NOTA: Este Tribunal da Relação de Lisboa, conforme aliás requerido pelo recorrente nas suas alegações de recurso, já procedeu à rectificação da matéria de facto dada como provada pelo tribunal da 1.ª instância, nos termos dos artigos 666.º, número 2 e 667.º do Código de Processo Civil, dado haver uma repetição de factos, por manifesto lapso informático, mal se compreendendo, nessa matéria, o despacho de fls. 46, em que, apesar daqueles dispositivos legais, o juiz do processo considerou o seu poder jurisdicional esgotado, negando-se a efectuar a correcção desses erros de escrita.
*
III – O DIREITO
É pelas conclusões do recurso que se delimita o seu âmbito de cognição, nos termos do disposto nos artigos 690.º e 684.º n.º 3, ambos do Código de Processo Civil, salvo questões do conhecimento oficioso (artigo 660.º n.º 2 do Código de Processo Civil).
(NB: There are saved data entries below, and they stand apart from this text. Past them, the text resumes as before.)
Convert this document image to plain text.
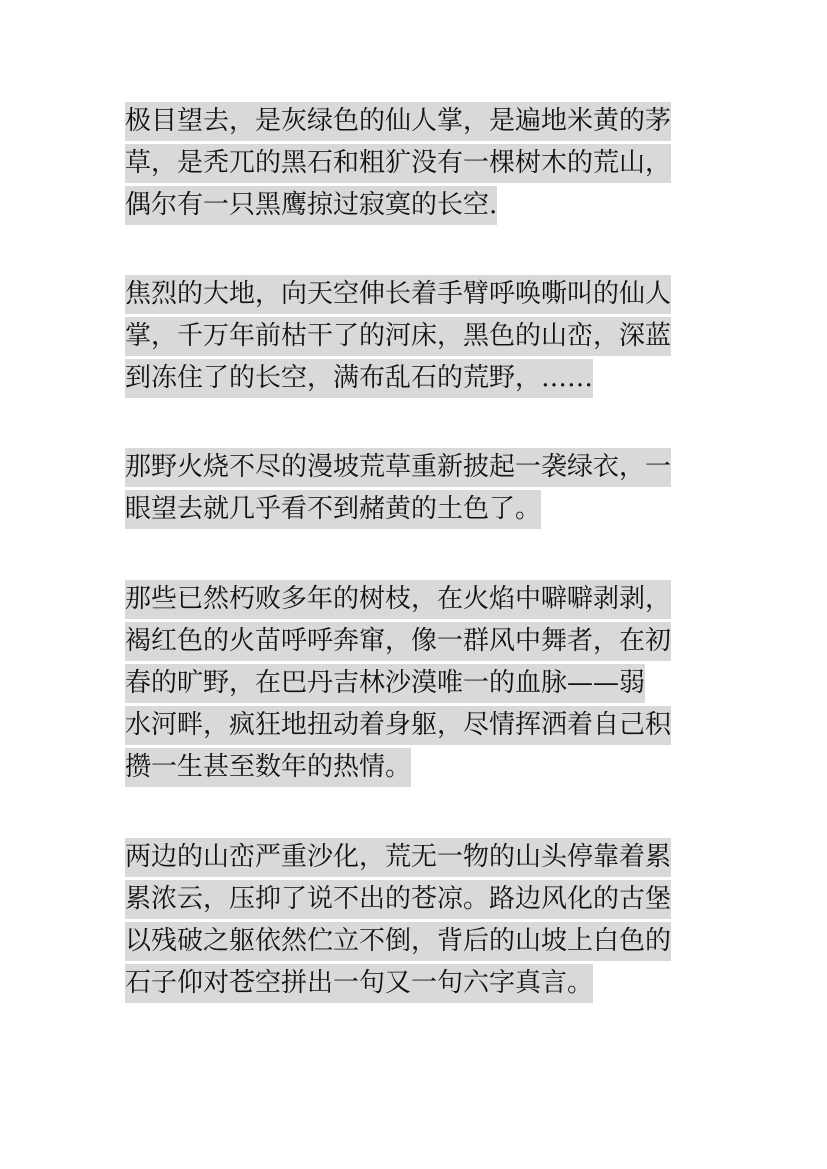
极目望去，是灰绿色的仙人掌，是遍地米黄的茅
草，是秃兀的黑石和粗犷没有一棵树木的荒山，
偶尔有一只黑鹰掠过寂寞的长空.
焦烈的大地，向天空伸长着手臂呼唤嘶叫的仙人
掌，千万年前枯干了的河床，黑色的山峦，深蓝
到冻住了的长空，满布乱石的荒野，……
那野火烧不尽的漫坡荒草重新披起一袭绿衣，一
眼望去就几乎看不到赭黄的土色了。
那些已然朽败多年的树枝，在火焰中噼噼剥剥，
褐红色的火苗呼呼奔窜，像一群风中舞者，在初
春的旷野，在巴丹吉林沙漠唯一的血脉——弱
水河畔，疯狂地扭动着身躯，尽情挥洒着自己积
攒一生甚至数年的热情。
两边的山峦严重沙化，荒无一物的山头停靠着累
累浓云，压抑了说不出的苍凉。路边风化的古堡
以残破之躯依然伫立不倒，背后的山坡上白色的
石子仰对苍空拼出一句又一句六字真言。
Importa referir que o Banco Exequente não interpôs recurso da sentença proferida no quadro dos presentes autos no que toca à verificação da excepção peremptória da prescrição das obrigações cambiárias tituladas pelas cinco letras de câmbio, nos termos e para os efeitos do artigo 70.º da L.U.L. Livranças, matéria que, sendo favorável ao embargante, se mostra definitivamente firmada.
A única questão suscitada no âmbito do presente recurso de apelação é, tão-somente, a seguinte: o tribunal recorrido, perante a prescrição das letras de câmbio enquanto títulos de crédito, consubstanciadores das correspondentes obrigações cambiárias, podia ou não reconhecer aquelas ainda como títulos executivos, ao abrigo do artigo 46.º, número 1, alínea c) do Código de Processo Civil (“À execução podem servir de base: c) Os documentos particulares, assinados pelo devedor, que importem constituição ou reconhecimento de obrigações pecuniárias, cujo montante seja determinado ou determinável por simples cálculo aritmético, ou de obrigação de entrega de coisa ou de prestação de facto?”)?
Importando definir, desde logo, título executivo, acção executiva e a relação que se estabelece entre uma e outra realidade, ouçamos, a esse propósito, o Acórdão do Tribunal da Relação de Lisboa de 14/04/2005, em que foi relator Carlos Valverde, processo 2070/2005-6, publicado em www.dgsi.pt:
“Por definição, o título executivo é o documento que pode segundo a lei, servir de base à execução de uma prestação, já que ele oferece a demonstração legalmente bastante do direito correspondente (cfr. Castro Mendes, Lições de Direito Civil, 1969, pág. 143).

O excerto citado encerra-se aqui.